An order awarding payments and attorney fees pendente lite is an interlocutory decree. Previously, however, this Court has held that such orders affect a substantial right, and we have allowed immediate appellate review under G.S. 1-277 and G.S. 7A-27(d). Peeler v. Peeler, 7 N.C. App. 456, 459, 172 S.E. 2d 915, 917 (1970).
It is significant that when Peeler was decided, along with Kearns v. Kearns, 6 N.C. App. 319, 170 S.E. 2d 132 (1969), and other seminal decisions establishing the direct appeal of pendente lite awards as a matter of right, the situation was different with both the district courts and this Court. At that time there was insufficient experience with the district courts to know what might be expected. Indeed, many counties still did not have district courts since the General Court of Justice was not fully operational until 1971. Moreover, appeal of a pendente lite matter could be heard and an opinion rendered by this Court within a reasonably short period of time.
Today the situation is quite different. In the majority of appeals from pendente lite awards it is obvious that a final hearing may be had in the district court and final judgment entered much more quickly than this Court can review and dispose of the pendente lite order. In this appeal, for instance, the matter could have been heard on its merits and a final order entered by the District Court in Hertford County months before the appeal reached this Court for disposition.
There is an inescapable inference drawn from an overwhelming number of appeals involving pendente lite awards that the appeal too often is pursued for the purpose of delay rather than to accelerate determination of the parties’ rights. The avoidance of deprivation due to delay is one of the purposes for the rule that interlocutory orders are not immediately appealable. The fact that appeals of pendente lite orders often are used as delay tactics weighs in favor of reconsidering Peeler, insofar as it recognized a right of immediate appeal of an order to pay alimony pendente lite and attorney fees pendente lite, and concluding that that part of the Peeler decision has outlived its usefulness. As stated by our Supreme Court in Veazey v.

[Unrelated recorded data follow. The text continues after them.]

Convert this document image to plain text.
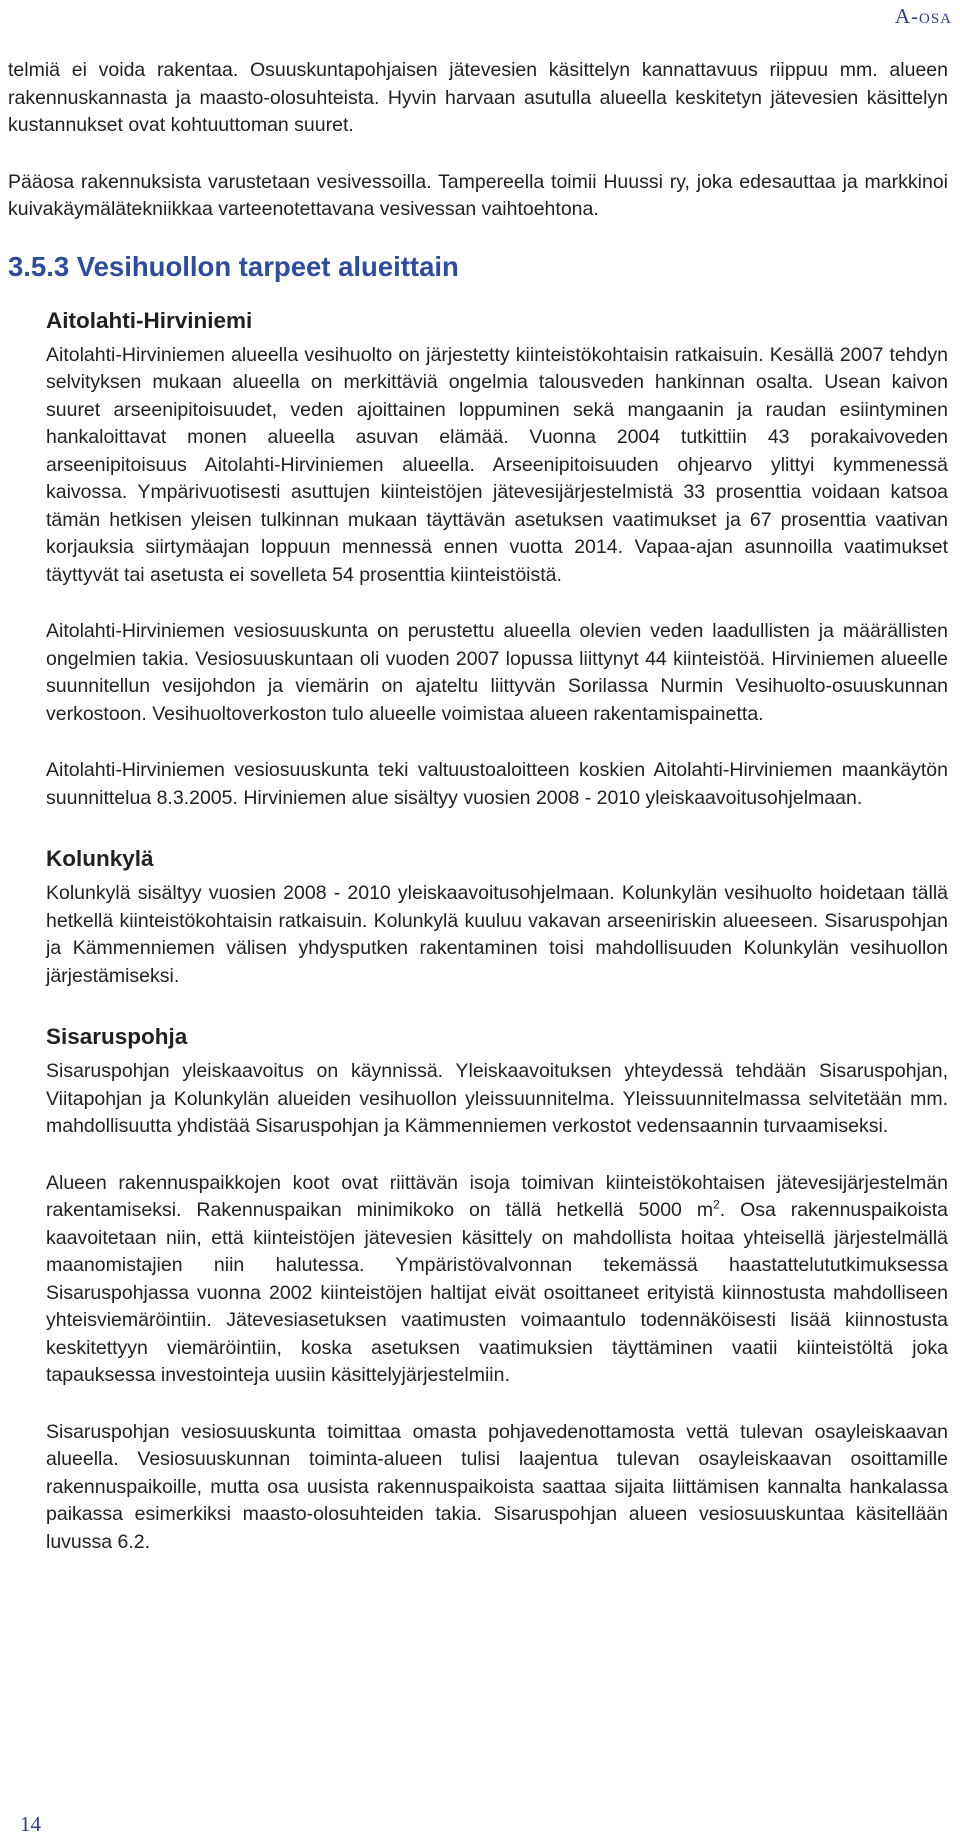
A-osa

telmiä ei voida rakentaa. Osuuskuntapohjaisen jätevesien käsittelyn kannattavuus riippuu mm. alueen rakennuskannasta ja maasto-olosuhteista. Hyvin harvaan asutulla alueella keskitetyn jätevesien käsittelyn kustannukset ovat kohtuuttoman suuret.

Pääosa rakennuksista varustetaan vesivessoilla. Tampereella toimii Huussi ry, joka edesauttaa ja markkinoi kuivakäymälätekniikkaa varteenotettavana vesivessan vaihtoehtona.

3.5.3 Vesihuollon tarpeet alueittain
Aitolahti-Hirviniemi

Aitolahti-Hirviniemen alueella vesihuolto on järjestetty kiinteistökohtaisin ratkaisuin. Kesällä 2007 tehdyn selvityksen mukaan alueella on merkittäviä ongelmia talousveden hankinnan osalta. Usean kaivon suuret arseenipitoisuudet, veden ajoittainen loppuminen sekä mangaanin ja raudan esiintyminen hankaloittavat monen alueella asuvan elämää. Vuonna 2004 tutkittiin 43 porakaivoveden arseenipitoisuus Aitolahti-Hirviniemen alueella. Arseenipitoisuuden ohjearvo ylittyi kymmenessä kaivossa. Ympärivuotisesti asuttujen kiinteistöjen jätevesijärjestelmistä 33 prosenttia voidaan katsoa tämän hetkisen yleisen tulkinnan mukaan täyttävän asetuksen vaatimukset ja 67 prosenttia vaativan korjauksia siirtymäajan loppuun mennessä ennen vuotta 2014. Vapaa-ajan asunnoilla vaatimukset täyttyvät tai asetusta ei sovelleta 54 prosenttia kiinteistöistä.

Aitolahti-Hirviniemen vesiosuuskunta on perustettu alueella olevien veden laadullisten ja määrällisten ongelmien takia. Vesiosuuskuntaan oli vuoden 2007 lopussa liittynyt 44 kiinteistöä. Hirviniemen alueelle suunnitellun vesijohdon ja viemärin on ajateltu liittyvän Sorilassa Nurmin Vesihuolto-osuuskunnan verkostoon. Vesihuoltoverkoston tulo alueelle voimistaa alueen rakentamispainetta.

Aitolahti-Hirviniemen vesiosuuskunta teki valtuustoaloitteen koskien Aitolahti-Hirviniemen maankäytön suunnittelua 8.3.2005. Hirviniemen alue sisältyy vuosien 2008 - 2010 yleiskaavoitusohjelmaan.

Kolunkylä

Kolunkylä sisältyy vuosien 2008 - 2010 yleiskaavoitusohjelmaan. Kolunkylän vesihuolto hoidetaan tällä hetkellä kiinteistökohtaisin ratkaisuin. Kolunkylä kuuluu vakavan arseeniriskin alueeseen. Sisaruspohjan ja Kämmenniemen välisen yhdysputken rakentaminen toisi mahdollisuuden Kolunkylän vesihuollon järjestämiseksi.

Sisaruspohja

Sisaruspohjan yleiskaavoitus on käynnissä. Yleiskaavoituksen yhteydessä tehdään Sisaruspohjan, Viitapohjan ja Kolunkylän alueiden vesihuollon yleissuunnitelma. Yleissuunnitelmassa selvitetään mm. mahdollisuutta yhdistää Sisaruspohjan ja Kämmenniemen verkostot vedensaannin turvaamiseksi.

Alueen rakennuspaikkojen koot ovat riittävän isoja toimivan kiinteistökohtaisen jätevesijärjestelmän rakentamiseksi. Rakennuspaikan minimikoko on tällä hetkellä 5000 $m^2$. Osa rakennuspaikoista kaavoitetaan niin, että kiinteistöjen jätevesien käsittely on mahdollista hoitaa yhteisellä järjestelmällä maanomistajien niin halutessa. Ympäristövalvonnan tekemässä haastattelututkimuksessa Sisaruspohjassa vuonna 2002 kiinteistöjen haltijat eivät osoittaneet erityistä kiinnostusta mahdolliseen yhteisviemäröintiin. Jätevesiasetuksen vaatimusten voimaantulo todennäköisesti lisää kiinnostusta keskitettyyn viemäröintiin, koska asetuksen vaatimuksien täyttäminen vaatii kiinteistöltä joka tapauksessa investointeja uusiin käsittelyjärjestelmiin.

Sisaruspohjan vesiosuuskunta toimittaa omasta pohjavedenottamosta vettä tulevan osayleiskaavan alueella. Vesiosuuskunnan toiminta-alueen tulisi laajentua tulevan osayleiskaavan osoittamille rakennuspaikoille, mutta osa uusista rakennuspaikoista saattaa sijaita liittämisen kannalta hankalassa paikassa esimerkiksi maasto-olosuhteiden takia. Sisaruspohjan alueen vesiosuuskuntaa käsitellään luvussa 6.2.

14
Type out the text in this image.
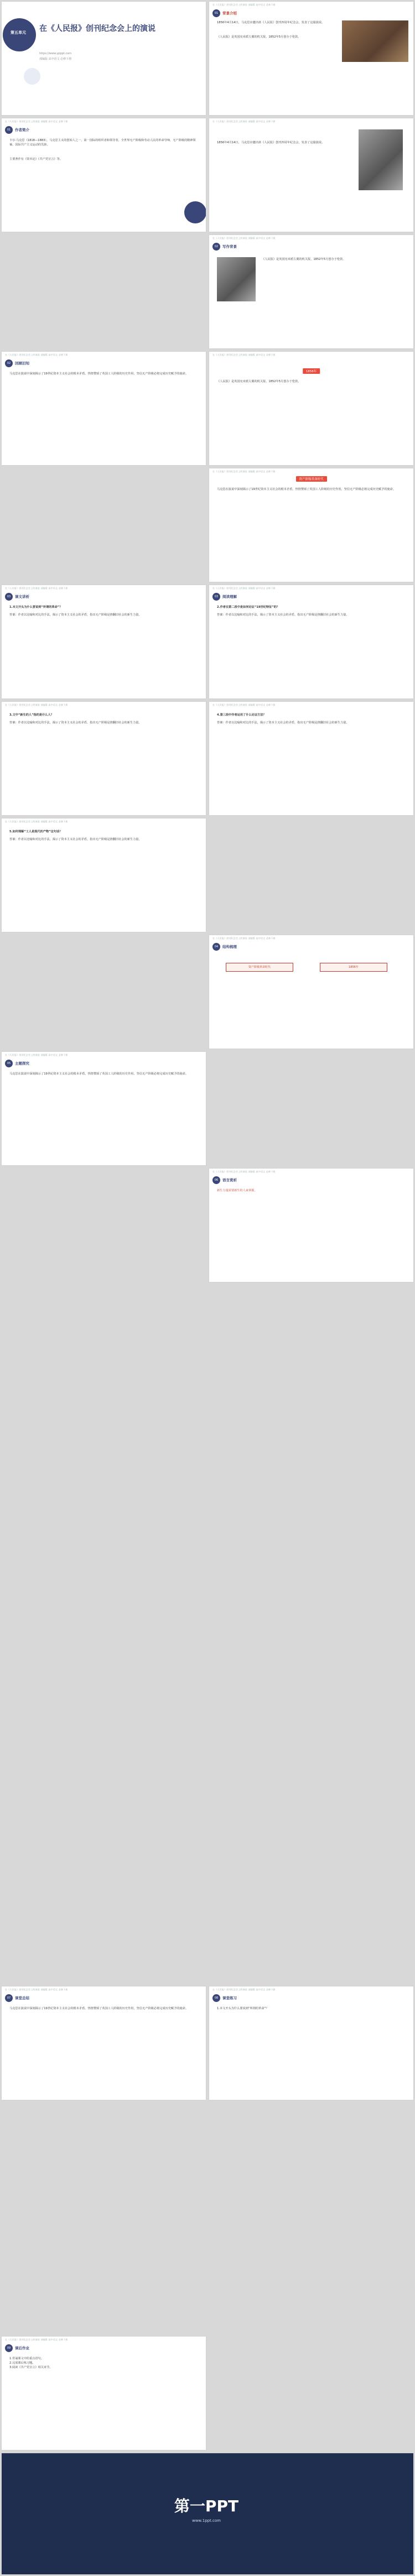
第五单元	在《人民报》创刊纪念会上的演说
https://www.ypppt.com
部编版 高中语文 必修下册
在《人民报》创刊纪念会上的演说 部编版 高中语文 必修下册
01	背景介绍
1856年4月14日，马克思应邀出席《人民报》创刊四周年纪念会，发表了这篇演说。
《人民报》是英国宪章派左翼的机关报，1852年5月创办于伦敦。
在《人民报》创刊纪念会上的演说 部编版 高中语文 必修下册
01	作者简介
卡尔·马克思（1818—1883），马克思主义的创始人之一，第一国际的组织者和领导者，全世界无产阶级和劳动人民的革命导师，无产阶级的精神领袖，国际共产主义运动的先驱。
主要著作有《资本论》《共产党宣言》等。
在《人民报》创刊纪念会上的演说 部编版 高中语文 必修下册
1856年4月14日，马克思应邀出席《人民报》创刊四周年纪念会，发表了这篇演说。
在《人民报》创刊纪念会上的演说 部编版 高中语文 必修下册
02	写作背景
《人民报》是英国宪章派左翼的机关报，1852年5月创办于伦敦。
在《人民报》创刊纪念会上的演说 部编版 高中语文 必修下册
02	回顾旧知
马克思在演说中深刻揭示了19世纪资本主义社会的根本矛盾，热情赞颂了英国工人阶级的历史作用，坚信无产阶级必将完成历史赋予的使命。
在《人民报》创刊纪念会上的演说 部编版 高中语文 必修下册
1856年
《人民报》是英国宪章派左翼的机关报，1852年5月创办于伦敦。
在《人民报》创刊纪念会上的演说 部编版 高中语文 必修下册
资产阶级革命时代
马克思在演说中深刻揭示了19世纪资本主义社会的根本矛盾，热情赞颂了英国工人阶级的历史作用，坚信无产阶级必将完成历史赋予的使命。
在《人民报》创刊纪念会上的演说 部编版 高中语文 必修下册
03	课文讲析
1.本文开头为什么要说到“所谓的革命”？
答案：作者以比喻和对比的手法，揭示了资本主义社会的矛盾，指出无产阶级是推翻旧社会的新生力量。
在《人民报》创刊纪念会上的演说 部编版 高中语文 必修下册
03	阅读理解
2.作者在第二段中是如何论证“19世纪特征”的？
答案：作者以比喻和对比的手法，揭示了资本主义社会的矛盾，指出无产阶级是推翻旧社会的新生力量。
在《人民报》创刊纪念会上的演说 部编版 高中语文 必修下册
3.文中“新生的人”指的是什么人？
答案：作者以比喻和对比的手法，揭示了资本主义社会的矛盾，指出无产阶级是推翻旧社会的新生力量。
在《人民报》创刊纪念会上的演说 部编版 高中语文 必修下册
4.第三段中作者运用了什么论证方法？
答案：作者以比喻和对比的手法，揭示了资本主义社会的矛盾，指出无产阶级是推翻旧社会的新生力量。
在《人民报》创刊纪念会上的演说 部编版 高中语文 必修下册
5.如何理解“工人是现代的产物”这句话？
答案：作者以比喻和对比的手法，揭示了资本主义社会的矛盾，指出无产阶级是推翻旧社会的新生力量。
在《人民报》创刊纪念会上的演说 部编版 高中语文 必修下册
04	结构梳理
资产阶级革命时代	1856年
在《人民报》创刊纪念会上的演说 部编版 高中语文 必修下册
05	主题探究
马克思在演说中深刻揭示了19世纪资本主义社会的根本矛盾，热情赞颂了英国工人阶级的历史作用，坚信无产阶级必将完成历史赋予的使命。
在《人民报》创刊纪念会上的演说 部编版 高中语文 必修下册
06	语言赏析
新生力量需要新生的人来掌握。
在《人民报》创刊纪念会上的演说 部编版 高中语文 必修下册
07	课堂总结
马克思在演说中深刻揭示了19世纪资本主义社会的根本矛盾，热情赞颂了英国工人阶级的历史作用，坚信无产阶级必将完成历史赋予的使命。
在《人民报》创刊纪念会上的演说 部编版 高中语文 必修下册
08	课堂练习
1.本文开头为什么要说到“所谓的革命”？
在《人民报》创刊纪念会上的演说 部编版 高中语文 必修下册
09	课后作业
1.背诵课文中的重点语句。
2.完成课后练习题。
3.阅读《共产党宣言》相关章节。
第一PPT
www.1ppt.com
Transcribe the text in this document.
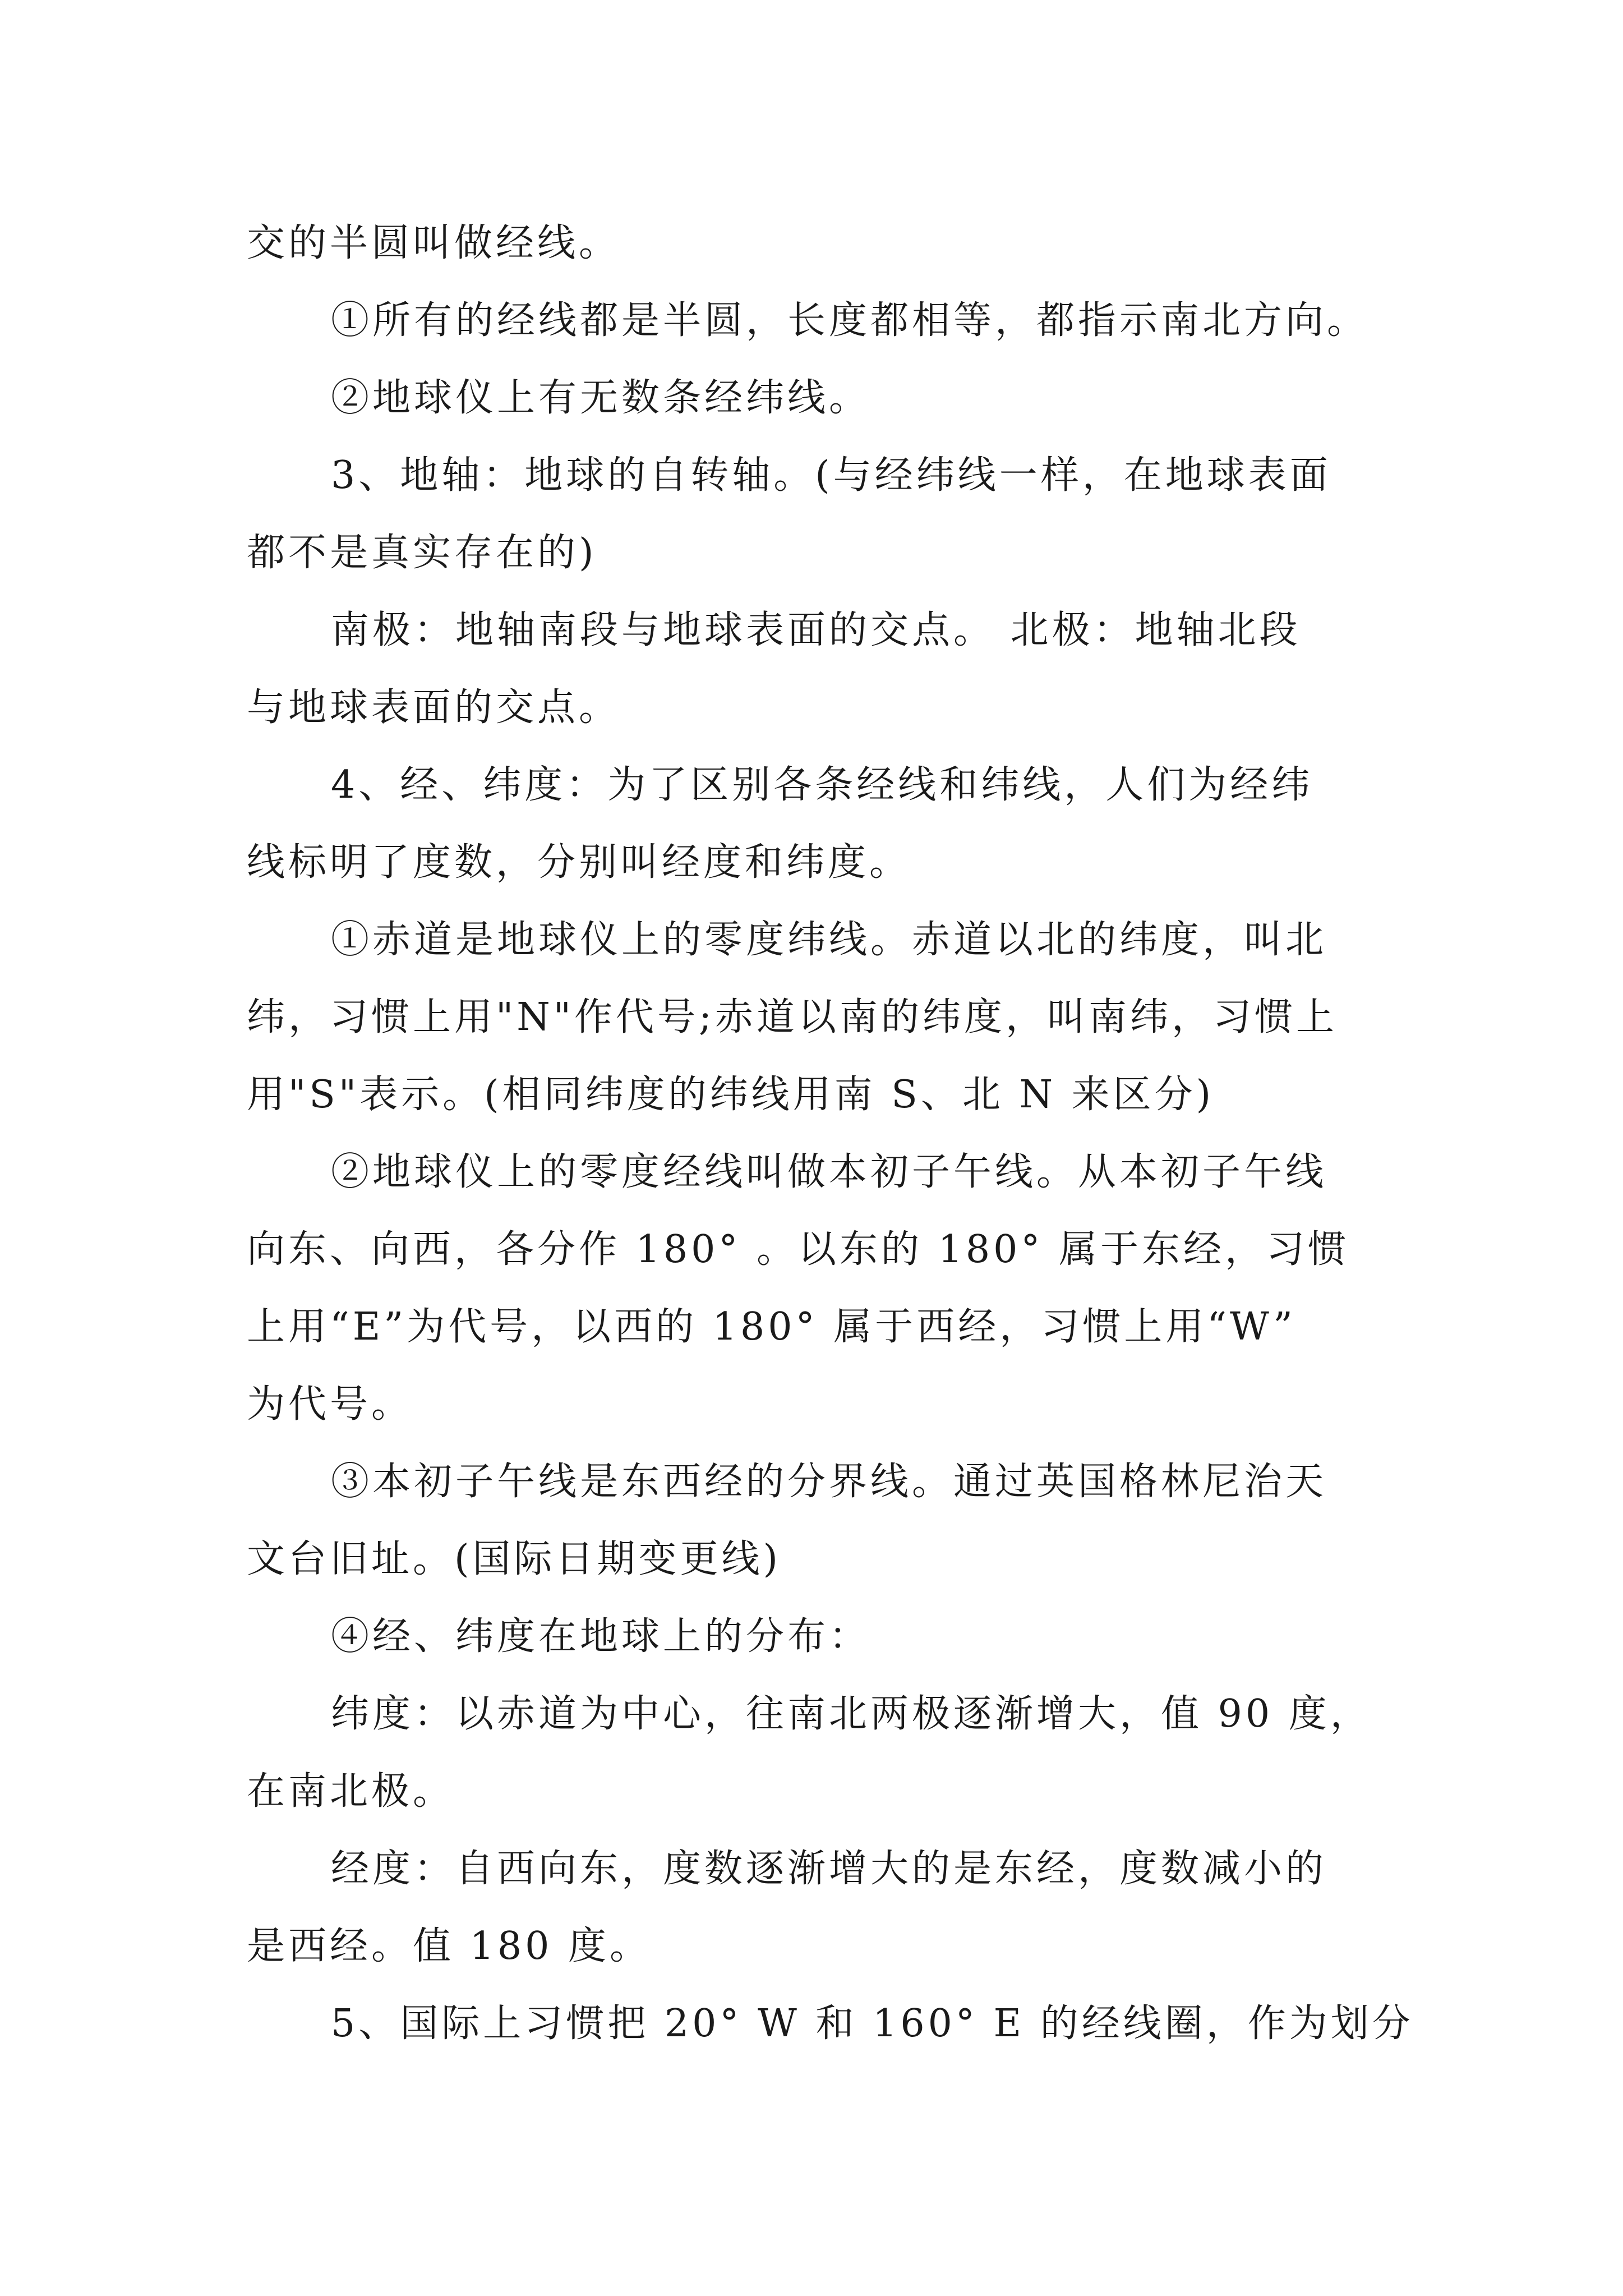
交的半圆叫做经线。
①所有的经线都是半圆，长度都相等，都指示南北方向。
②地球仪上有无数条经纬线。
3、地轴：地球的自转轴。(与经纬线一样，在地球表面
都不是真实存在的)
南极：地轴南段与地球表面的交点。 北极：地轴北段
与地球表面的交点。
4、经、纬度：为了区别各条经线和纬线，人们为经纬
线标明了度数，分别叫经度和纬度。
①赤道是地球仪上的零度纬线。赤道以北的纬度，叫北
纬，习惯上用"N"作代号;赤道以南的纬度，叫南纬，习惯上
用"S"表示。(相同纬度的纬线用南 S、北 N 来区分)
②地球仪上的零度经线叫做本初子午线。从本初子午线
向东、向西，各分作 180° 。以东的 180° 属于东经，习惯
上用“E”为代号，以西的 180° 属于西经，习惯上用“W”
为代号。
③本初子午线是东西经的分界线。通过英国格林尼治天
文台旧址。(国际日期变更线)
④经、纬度在地球上的分布：
纬度：以赤道为中心，往南北两极逐渐增大，值 90 度，
在南北极。
经度：自西向东，度数逐渐增大的是东经，度数减小的
是西经。值 180 度。
5、国际上习惯把 20° W 和 160° E 的经线圈，作为划分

Durham, 231 N.C. 357, 57 S.E. 2d 377 (1949), “[t]here is no more effective way to pro*252crastinate the administration of justice than that of bringing cases to an appellate court piecemeal through the medium of successive appeals from intermediate orders.” Id. at 363.
In consideration of fairness to the parties and as a matter of public policy this Court now overrules Peeler v. Peeler, supra, and other prior decisions recognizing a right of immediate appeal from orders and awards pendente lite. We hold, therefore, that orders and awards pendente lite are interlocutory decrees which necessarily do not affect a substantial right from which lies an immediate appeal pursuant to G.S. 7A-27(d).
The remaining members of the Court join this panel and concur in this decision for the purpose of expressly overruling Peeler and subsequent cases in which this Court has allowed immediate appeal from pendente lite orders.
The appeal in this matter is premature and is
Judges MARTIN (Harry C.) and WELLS concur.